Après le divorce : vivre par conception, pas par défaut

Photo par Aziz Acharki sur unsplash

Source : Photo par Aziz Acharki sur unsplash

« Vivre par conception, pas par défaut. »—Inconnu

J’étais debout au comptoir en train de farcir du salami et du fromage dans ma bouche.; les enfants étaient à table en train de manger des pâtes pour le déjeuner pour la 1 000e fois, et j’ai eu 30 secondes pour vérifier mes e-mails. Quand j’ai vu la ligne d’objet : « Créez votre journée idéale », j’ai regardé mon pantalon en croûte de Play-Doh et toute la vaisselle dans l’évier et j’ai tellement ri qu’un de mes enfants a demandé : « Maman, qu’est-ce si amusant? »

L’e-mail provenait de l’un des groupes d’autonomisation des femmes auxquels je m’étais inscrit la nuit précédente au cours d’une aptitude au changement épuisée et désespérée. Quelques heures avant de m’inscrire, j’étais rentré à la maison épuisé et submergé par une comparution devant le tribunal pour mon divorce. Le cours sur lequel je suis tombé promettait de m’aider à « vivre mieux, à changer et à grandir ». Comment pourrais-je dire non à ça ? Je venais de me sentir si petit et effrayé au tribunal. Je prendrais n’importe quoi.

L’e-mail d’introduction était une description des devoirs à faire avant le cours. J’ai tout de suite regretté de m’être inscrit. Je n’avais pas le temps pour d’autres tâches, car j’avais encore du mal à atteindre mon objectif quotidien de me laver les cheveux.

Je ne pouvais vraiment pas imaginer comment j’allais arriver à ma journée idéale. Tout ce que je voulais, c’était de l’aide avec les fardeaux que j’avais au quotidien. Élever mes enfants seul et les soutenir émotionnellement et financièrement était tout ce sur quoi je pouvais me concentrer. Au-delà de ces publicités ringardes « Calgon take me away », je ne pouvais pas imaginer à quoi ressemblerait une journée idéale.

J’ai posé mon téléphone et j’ai continué ma journée. Le soir, en tant qu’étudiant toujours assidu, je suis retourné au devoir pour voir si je pouvais m’y attaquer. J’ai regardé les lignes de ma page de cahier vierge. Je ne pouvais pas imaginer ce que je voudrais dans une journée idéale. J’avais passé ma vie à penser au jour idéal pour mes enfants, mes partenaires et mes amis, mais je ne m’étais jamais demandé ce que je voulais.

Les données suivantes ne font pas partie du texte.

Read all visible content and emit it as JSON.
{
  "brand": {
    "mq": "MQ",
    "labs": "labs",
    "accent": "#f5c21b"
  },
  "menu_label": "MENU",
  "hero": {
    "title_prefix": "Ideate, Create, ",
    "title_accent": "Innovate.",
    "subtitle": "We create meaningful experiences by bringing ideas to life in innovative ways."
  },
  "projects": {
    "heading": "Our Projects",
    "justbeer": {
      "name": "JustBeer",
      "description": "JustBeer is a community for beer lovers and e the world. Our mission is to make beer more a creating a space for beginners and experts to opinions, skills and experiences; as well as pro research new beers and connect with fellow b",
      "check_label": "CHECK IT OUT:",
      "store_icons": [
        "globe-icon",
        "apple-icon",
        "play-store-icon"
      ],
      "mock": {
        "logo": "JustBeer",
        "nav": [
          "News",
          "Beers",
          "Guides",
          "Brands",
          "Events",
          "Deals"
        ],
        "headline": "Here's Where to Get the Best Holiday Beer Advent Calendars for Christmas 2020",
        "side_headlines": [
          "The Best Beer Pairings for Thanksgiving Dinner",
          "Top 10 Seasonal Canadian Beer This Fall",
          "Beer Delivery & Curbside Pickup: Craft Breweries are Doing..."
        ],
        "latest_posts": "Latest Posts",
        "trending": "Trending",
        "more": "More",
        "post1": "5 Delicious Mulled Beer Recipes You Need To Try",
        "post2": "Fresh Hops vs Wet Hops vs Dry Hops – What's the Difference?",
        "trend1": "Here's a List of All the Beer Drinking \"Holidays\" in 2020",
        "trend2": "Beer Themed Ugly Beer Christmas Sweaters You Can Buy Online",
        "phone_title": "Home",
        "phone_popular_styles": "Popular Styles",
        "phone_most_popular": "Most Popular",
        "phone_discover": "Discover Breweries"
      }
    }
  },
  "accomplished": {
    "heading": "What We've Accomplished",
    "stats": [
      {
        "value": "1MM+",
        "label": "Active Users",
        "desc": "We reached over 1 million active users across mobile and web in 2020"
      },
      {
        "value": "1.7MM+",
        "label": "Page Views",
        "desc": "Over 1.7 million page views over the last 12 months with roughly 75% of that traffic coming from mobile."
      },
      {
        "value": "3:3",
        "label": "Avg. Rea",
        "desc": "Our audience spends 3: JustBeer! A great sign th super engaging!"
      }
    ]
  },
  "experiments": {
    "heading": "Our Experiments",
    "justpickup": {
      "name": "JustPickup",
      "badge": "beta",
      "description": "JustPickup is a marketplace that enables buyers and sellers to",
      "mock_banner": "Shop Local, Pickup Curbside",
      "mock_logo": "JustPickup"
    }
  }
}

J’ai réalisé que je ne m’étais jamais donné la permission de me demander ce que je voulais faire. Je ne savais pas si je manquais d’idées ou si j’avais simplement oublié de me poser la question. J’ai pris une profonde inspiration et j’ai imaginé que je n’avais pas à penser aux besoins de quelqu’un d’autre, et ma main a commencé à écrire. Et l’écriture.

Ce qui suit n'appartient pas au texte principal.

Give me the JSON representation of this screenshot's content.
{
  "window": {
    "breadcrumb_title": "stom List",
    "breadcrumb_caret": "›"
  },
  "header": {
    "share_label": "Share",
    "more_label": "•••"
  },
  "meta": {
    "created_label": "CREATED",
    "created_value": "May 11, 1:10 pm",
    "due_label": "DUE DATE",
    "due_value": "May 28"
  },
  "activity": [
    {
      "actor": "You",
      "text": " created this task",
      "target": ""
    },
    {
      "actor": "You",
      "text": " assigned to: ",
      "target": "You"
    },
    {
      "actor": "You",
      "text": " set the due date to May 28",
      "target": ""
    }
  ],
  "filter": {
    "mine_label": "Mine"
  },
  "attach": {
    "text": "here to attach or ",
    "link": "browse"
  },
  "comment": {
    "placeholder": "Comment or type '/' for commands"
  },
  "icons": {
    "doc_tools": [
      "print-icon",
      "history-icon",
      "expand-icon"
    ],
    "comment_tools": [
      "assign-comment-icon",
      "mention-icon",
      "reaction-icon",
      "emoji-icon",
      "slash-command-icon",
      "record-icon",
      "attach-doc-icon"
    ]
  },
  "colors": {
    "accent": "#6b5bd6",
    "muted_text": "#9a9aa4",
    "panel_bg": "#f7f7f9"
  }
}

Quand il s’est arrêté, il y avait deux pages entières sur ce à quoi ressemblerait ma journée idéale. Une partie de ce que j’ai écrit m’a fait rire parce que je n’avais aucune idée dans mon esprit conscient que je voulais ces choses (porter du maquillage et des talons hauts). C’était comme si j’avais laissé libre cours à mon inconscient de dire ce qu’il voulait, et ça lui a plu ! J’ai remarqué que si on me donnait l’opportunité de concevoir ma journée, j’avais beaucoup à dire. Je n’avais jamais décoré un appartement ou conçu ma vie. C’était mon premier goût de vivre la vie par conception, pas par défaut.